The fire in Tenerife causes more than 60 protected species to be affected

The fire in Tenerife causes more than 60 protected species to be affected.

The Cabezón de Añavingo, an endangered species, which only had two population centers in the world, is in danger.

The fire in Tenerife, which began on August 15 in Arafo, has affected 14,624 hectares, distributed in 12 municipalities. From the environmental point of view, the effect of fire on unique species in the Canary Islands has been "very important". This is explained by the general director of Natural Spaces and Biodiversity of the government of the Canary Islands.

Miguel Ángel Morcuende points out that "according to the reports we are having, the fire has affected more than 60 protected species." Among them, the one that worries the most is the so-called Cheirolophus metlecsicsii (Añavingo's cabezón).

"It is," continues the director general, "an endangered species, which only had two population centers in the world. The first of them was in Arico and burned in 2021. So far, according to technicians of the ministry, no specimens have been located in that area. The nucleus that remained was located in Añavingo, in Arafo, and without a doubt, it has been affected by the fire."

There are also other populations, in danger of extinction, such as the Himantoglossum metlecsisianum or Orchid of Tenerife, an endemic plant, of seasonal growth between the months of December and February, which have suffered the consequences of the fire.

Also in danger of extinction, in this case due to predation by rabbits, competition with other plant species and human action; there is the jarrilla of Agache, Helianthemum teneriffae. It is endemic to the island of Tenerife. It is known in a single locality in the southeast of the island, in Güímar, within the scope of the Corona Forestal Natural Park.

The little owl, the sparrowhawk or the woodpecker. Three species of special protection threatened by fire.

The fire has burned a perimeter of 88 kilometers belonging to the natural park of the Corona Forestal. This area of pine forest, both natural and reforested, and high mountain vegetation, practically surrounds the Teide National Park. A total of 46,613 hectares make it the largest protected area in the Canary Islands.

The Forest Crown is the natural habitat of a large number of endemic species that are threatened. It is estimated that the fire has affected 3,033.63 hectares of endemic Canarian pine forests of 9,360. 1,860.03 hectares of 4,090 hectares of endemic oro-Mediterranean heaths with aliaga and 703.42 hectares of endemic Macaronesian heaths have also been affected. In addition, it is necessary to count 172, 06 hectares of 9,360 endemic Macaronesian laurel forests.

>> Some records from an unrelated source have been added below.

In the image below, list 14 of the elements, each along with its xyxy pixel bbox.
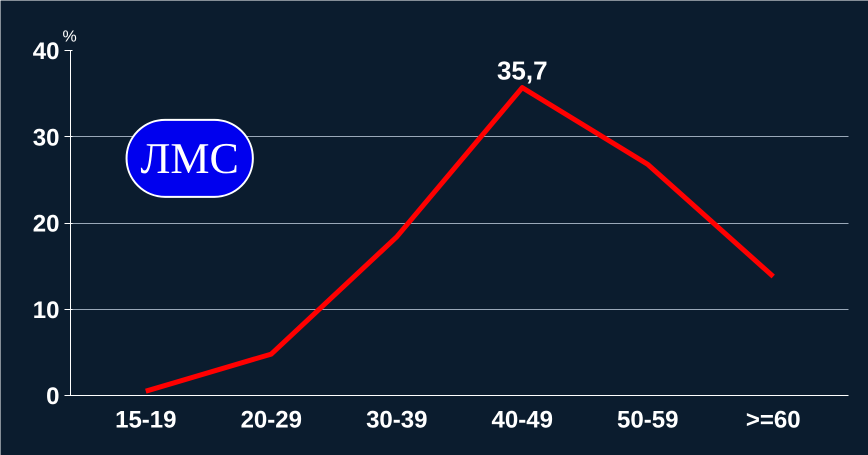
annotation: ЛМС <box>140 134 239 183</box>
y-tick-label: 0 <box>46 383 60 410</box>
y-tick-label: 40 <box>32 38 60 65</box>
x-tick-label: >=60 <box>746 406 801 434</box>
x-tick-label: 50-59 <box>617 406 678 434</box>
y-tick-label: 20 <box>32 210 60 238</box>
y-tick-label: 10 <box>32 296 60 324</box>
x-tick-label: 20-29 <box>240 406 302 434</box>
x-tick-label: 30-39 <box>366 406 428 434</box>
data-label: 35,7 <box>496 56 548 86</box>
y-axis-title: % <box>62 28 77 46</box>
x-tick-label: 15-19 <box>115 406 176 434</box>
y-tick-label: 30 <box>32 124 60 152</box>
x-tick-label: 40-49 <box>492 406 553 434</box>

These species are all habitats of community interest. With its destruction occurs that of the ecosystems where different species of fungi, bacteria, invertebrates and birds live. Some of special protection such as the accipiter nisus granti (sparrowhawk), the asio otus (little owl) or the barbastella barbastellus (Canarian bat).

Among the Canarian pine forests, both natural and repopulated, there is also usually a vulnerable species: the blue finch. It generally lives at an altitude above 1,000 meters, among the most mature pines and brooms.